His later commentaries on contemporary Tamil literature created
a following not only in Jaffna and Sri Lanka but also in Chennai
and South India.
What made AJ lovable to his many friends and followers
were his simplicity, humility and affability. He was a pedant to
many and in more ways than one. In a society where those with ‘little
English’ tend to think no end of themselves, AJ was the affable
resource for anyone who needed help in English. AJ’s resourcefulness
was institutionalized when Jaffna was finally given a university
of its own and AJ was given a teaching position in the University.
His wit and humour became an integral part of Common Room conversations
and university life itself.
He did not give up on journalism; rather journalism
in Jaffna came to him for help. For years, he edited and published
The Co-operator, the journal of Jaffna’s once vibrant co-operative
movement. When the Saturday Review was started, AJ was once again
an automatic resource for the new weekly. The now defunct weekly
epitomized the limitations and defiance of Tamil politics and nationalism.
AJ stuck with Jaffna through its years of trial
and tribulation. He walked the fine line between the occupying army
and the infighting militants, but without sacrificing his intellectual
independence. He did not become a ghost writer or an apologist for
any of the Tamil groups, as many others did. AJ was not brought
up to be a supine fellow traveller of any group, although he had
views – critically reflective views – on all of them.

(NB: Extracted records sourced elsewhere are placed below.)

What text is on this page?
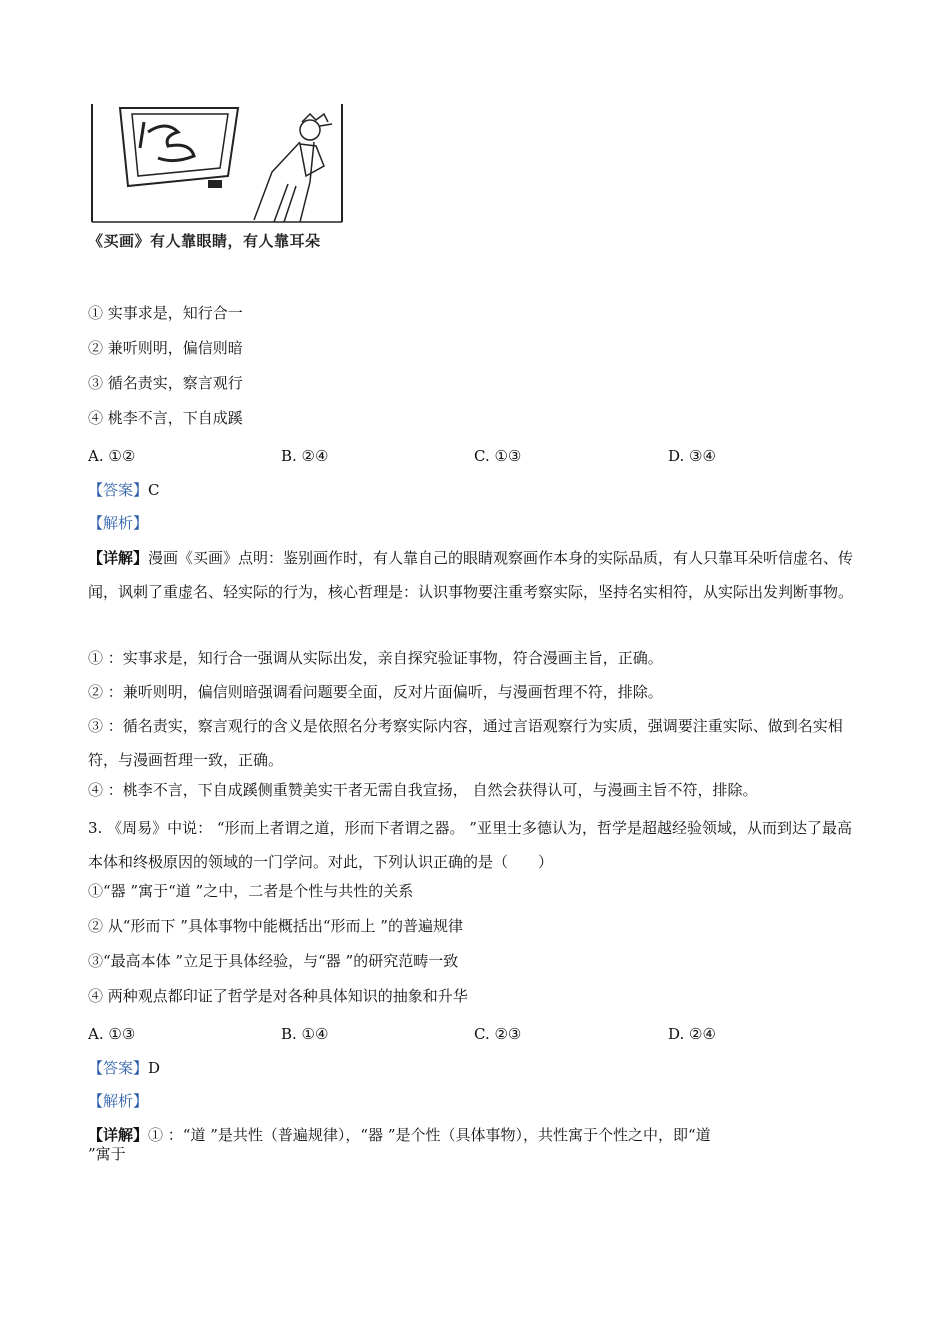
《买画》有人靠眼睛，有人靠耳朵
① 实事求是，知行合一
② 兼听则明，偏信则暗
③ 循名责实，察言观行
④ 桃李不言，下自成蹊
A. ①②	B. ②④	C. ①③	D. ③④
【答案】C
【解析】
【详解】漫画《买画》点明：鉴别画作时，有人靠自己的眼睛观察画作本身的实际品质，有人只靠耳朵听信虚名、传闻，讽刺了重虚名、轻实际的行为，核心哲理是：认识事物要注重考察实际，坚持名实相符，从实际出发判断事物。
① ：实事求是，知行合一强调从实际出发，亲自探究验证事物，符合漫画主旨，正确。
② ：兼听则明，偏信则暗强调看问题要全面，反对片面偏听，与漫画哲理不符，排除。
③ ：循名责实，察言观行的含义是依照名分考察实际内容，通过言语观察行为实质，强调要注重实际、做到名实相符，与漫画哲理一致，正确。
④ ：桃李不言，下自成蹊侧重赞美实干者无需自我宣扬， 自然会获得认可，与漫画主旨不符，排除。
3. 《周易》中说： “形而上者谓之道，形而下者谓之器。 ”亚里士多德认为，哲学是超越经验领域，从而到达了最高本体和终极原因的领域的一门学问。对此，下列认识正确的是（　　）
①“器 ”寓于“道 ”之中，二者是个性与共性的关系
② 从“形而下 ”具体事物中能概括出“形而上 ”的普遍规律
③“最高本体 ”立足于具体经验，与“器 ”的研究范畴一致
④ 两种观点都印证了哲学是对各种具体知识的抽象和升华
A. ①③	B. ①④	C. ②③	D. ②④
【答案】D
【解析】
【详解】① ：“道 ”是共性（普遍规律），“器 ”是个性（具体事物），共性寓于个性之中，即“道
”寓于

They were very well known in the grapevine of Jaffna. He dubbed
the men of the cloth who slavishly support the LTTE – “white
tigers”. He equally poured scorn on the so-called Tamil Democrats
who religiously hold that the troubles of the Tamils only began
with the LTTE and can only end with it. AJ called them “stark
raving nuts”.
I have known AJ for 40 years, from my schooldays
when AJ was editing the Co-operator. I last saw him in Jaffna in
2004, and previously in 2002, soon after the ceasefire, in the company
of Rev. Paul Caspersz, Dr. Kumar David, Marshal Fernando, Dr. Vijaya
Kumar, and Jayaratne Malliyagoda – some of us returning to
Jaffna to commemorate our visit twenty three years earlier as part
of the first fact-finding-the delegation of the Movement for Inter-Racial
Justice and Equality (MIRJE) during the Emergency Rule of 1979.
AJ had translated into Tamil the MIRJE publication: Emergency ’79.

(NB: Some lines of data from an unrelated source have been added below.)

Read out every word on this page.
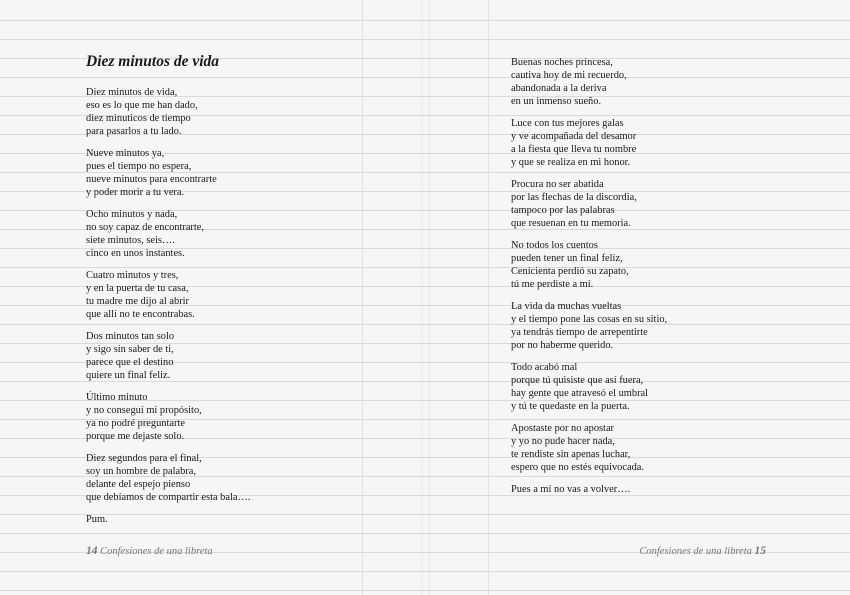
Diez minutos de vida
Diez minutos de vida,
eso es lo que me han dado,
diez minuticos de tiempo
para pasarlos a tu lado.
Nueve minutos ya,
pues el tiempo no espera,
nueve minutos para encontrarte
y poder morir a tu vera.
Ocho minutos y nada,
no soy capaz de encontrarte,
siete minutos, seis….
cinco en unos instantes.
Cuatro minutos y tres,
y en la puerta de tu casa,
tu madre me dijo al abrir
que allí no te encontrabas.
Dos minutos tan solo
y sigo sin saber de ti,
parece que el destino
quiere un final feliz.
Último minuto
y no conseguí mi propósito,
ya no podré preguntarte
porque me dejaste solo.
Diez segundos para el final,
soy un hombre de palabra,
delante del espejo pienso
que debíamos de compartir esta bala….
Pum.
Buenas noches princesa,
cautiva hoy de mi recuerdo,
abandonada a la deriva
en un inmenso sueño.
Luce con tus mejores galas
y ve acompañada del desamor
a la fiesta que lleva tu nombre
y que se realiza en mi honor.
Procura no ser abatida
por las flechas de la discordia,
tampoco por las palabras
que resuenan en tu memoria.
No todos los cuentos
pueden tener un final feliz,
Cenicienta perdió su zapato,
tú me perdiste a mí.
La vida da muchas vueltas
y el tiempo pone las cosas en su sitio,
ya tendrás tiempo de arrepentirte
por no haberme querido.
Todo acabó mal
porque tú quisiste que así fuera,
hay gente que atravesó el umbral
y tú te quedaste en la puerta.
Apostaste por no apostar
y yo no pude hacer nada,
te rendiste sin apenas luchar,
espero que no estés equivocada.
Pues a mí no vas a volver….
14 Confesiones de una libreta	Confesiones de una libreta 15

In 2002, he gave us the most penetrating analysis
of the situation in Jaffna and the prospects for a permanent peace.
As he put it, it called for a leap of faith for a Tamil to believe
that the UNP that burnt the Jaffna Library in 1981 and burnt the
PA’s Constitutional Draft in Parliament in 2000 would deliver
a lasting solution to the Tamil question. In the musical chairs
that is Colombo politics, it really does not matter who is in power,
and the echo from Colombo is anything but music in Jaffna.
AJ left Jaffna earlier this year for medical treatment
in Colombo. That became his last journey out of the peninsula. He
died and was buried in Colombo, but he will live in the collective
memory of Jaffna’s literati wherever they are.